Only the men dress in coarse cloth. The women wear embroidered silks, and can, with perfect propriety, act as hostesses at dinner-parties. This latter was done in China also during the Ts’i Dynasty. Women are allowed to choose their own husbands, but the parents must be consulted before making the engagement; this is always done before the marriage is consummated. A European cannot legally take a concubine. This is entirely different from Chinese custom.

So it is a false imputation to say that foreigners make no difference between men and women; they love and adore their wives too much, we should say; but they do not employ them in government or military affairs, Parliament, Congress, or in manufactories. We point out the fact, then, that Western countries possess the Relation of Husband and Wife.

The sage is the outcome of the perfect practice of the Five Relations; and it was our sages who established the rules of propriety based on the affections. Although these rules are “few and far between” in Western countries, still foreigners have not abolished altogether the idea of etiquette.

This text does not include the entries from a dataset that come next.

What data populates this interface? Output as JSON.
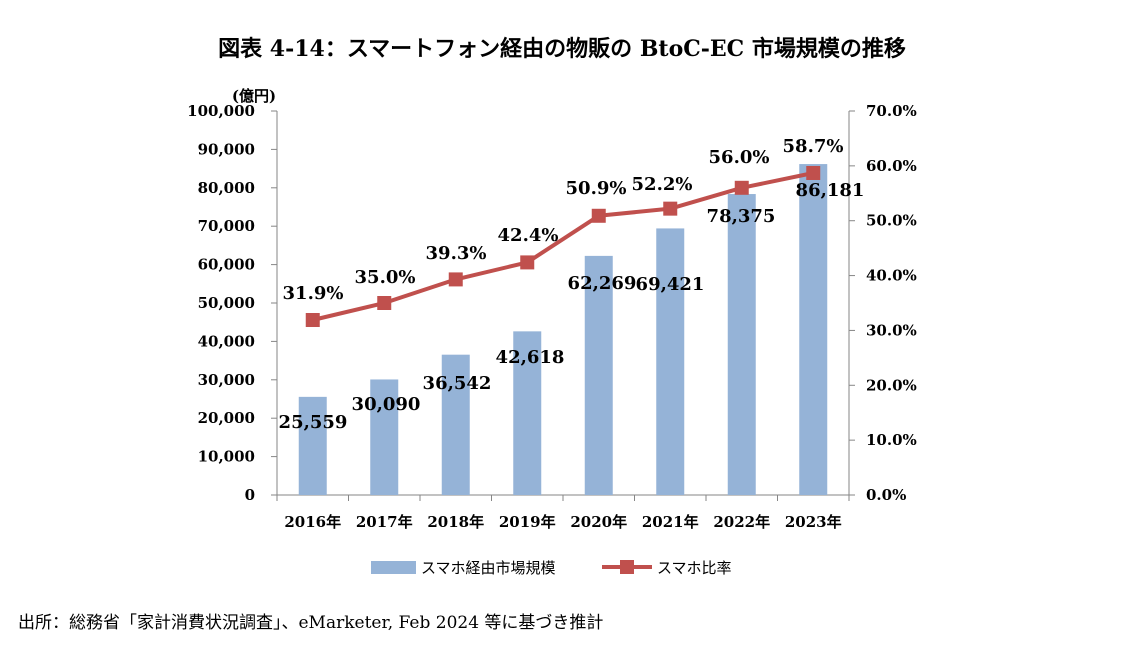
{
  "chart_data": {
    "type": "bar+line",
    "title": "図表 4-14：スマートフォン経由の物販の BtoC-EC 市場規模の推移",
    "ylabel": "(億円)",
    "categories": [
      "2016年",
      "2017年",
      "2018年",
      "2019年",
      "2020年",
      "2021年",
      "2022年",
      "2023年"
    ],
    "series": [
      {
        "name": "スマホ経由市場規模",
        "type": "bar",
        "axis": "left",
        "color": "#95b3d7",
        "values": [
          25559,
          30090,
          36542,
          42618,
          62269,
          69421,
          78375,
          86181
        ],
        "labels": [
          "25,559",
          "30,090",
          "36,542",
          "42,618",
          "62,269",
          "69,421",
          "78,375",
          "86,181"
        ]
      },
      {
        "name": "スマホ比率",
        "type": "line",
        "axis": "right",
        "color": "#c0504d",
        "values": [
          31.9,
          35.0,
          39.3,
          42.4,
          50.9,
          52.2,
          56.0,
          58.7
        ],
        "labels": [
          "31.9%",
          "35.0%",
          "39.3%",
          "42.4%",
          "50.9%",
          "52.2%",
          "56.0%",
          "58.7%"
        ]
      }
    ],
    "left_axis": {
      "ylim": [
        0,
        100000
      ],
      "ticks": [
        "0",
        "10,000",
        "20,000",
        "30,000",
        "40,000",
        "50,000",
        "60,000",
        "70,000",
        "80,000",
        "90,000",
        "100,000"
      ]
    },
    "right_axis": {
      "ylim": [
        0,
        70
      ],
      "ticks": [
        "0.0%",
        "10.0%",
        "20.0%",
        "30.0%",
        "40.0%",
        "50.0%",
        "60.0%",
        "70.0%"
      ]
    },
    "grid": false,
    "legend": "bottom-center"
  },
  "source": "出所：総務省「家計消費状況調査」、eMarketer, Feb 2024 等に基づき推計"
}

Sincerity is the norm of Heaven and the law of our nature. China and the West agree on this point, for without sincerity no human prince could ever found a state, and no earthly teacher could ever establish a religion. But there is a class of stupid and ignorant whippersnappers with a mere superficiality of wisdom who exalt the excellence of Western administration, schools, manners, and customs above those of China. These fellows seem desirous of abolishing altogether our religion and our administration, and substituting in their place the immature governments and brusque manners of the foreigners. In their food, drink, attire, amusements, and in the ordering of their women, they ape the Western man in every detail. And the Western man laughs!

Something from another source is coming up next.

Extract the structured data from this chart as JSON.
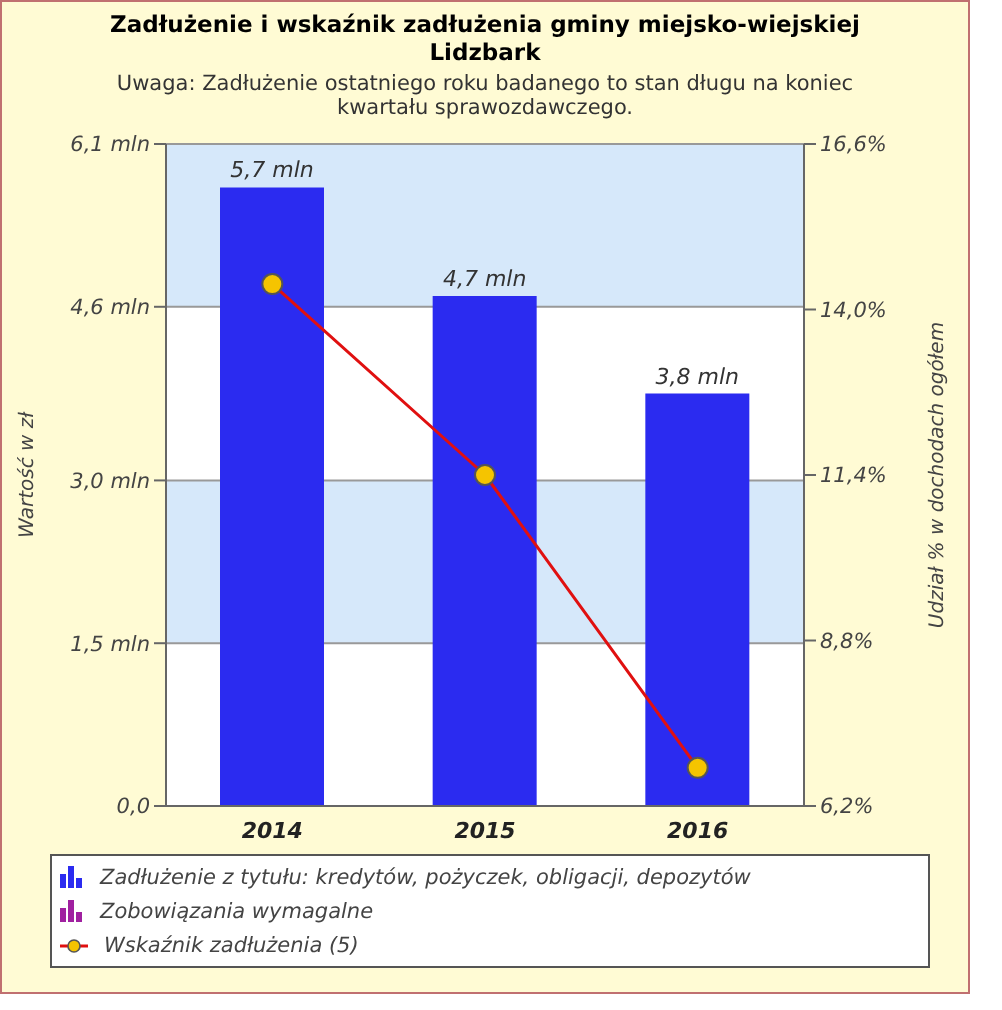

But worst of all, when Chinese literati meet according to appointment they must adopt a time regulation[4] called ” seven-day worship.” This “worship day” [Sunday] is called Sing Ch’i; the steam factories, etc., stop work at this time, and the workmen are compelled to rest. We have recently heard a rumor that in some of the foreign Treaty Ports a movement has been inaugurated to abrogate the Three Moral Obligations, the real intent and purpose of which is to give free rein and license to the evil passions of its promoters. Nothing could be worse than this, and the thought makes one tremble. China has never possessed a government founded on such outrageous principles. The West acknowledges no religion supported by such pernicious tenets. A hybrid scheme indeed! Our own opinion is that the countries of the world will combine to stop such an outrageous proceeding.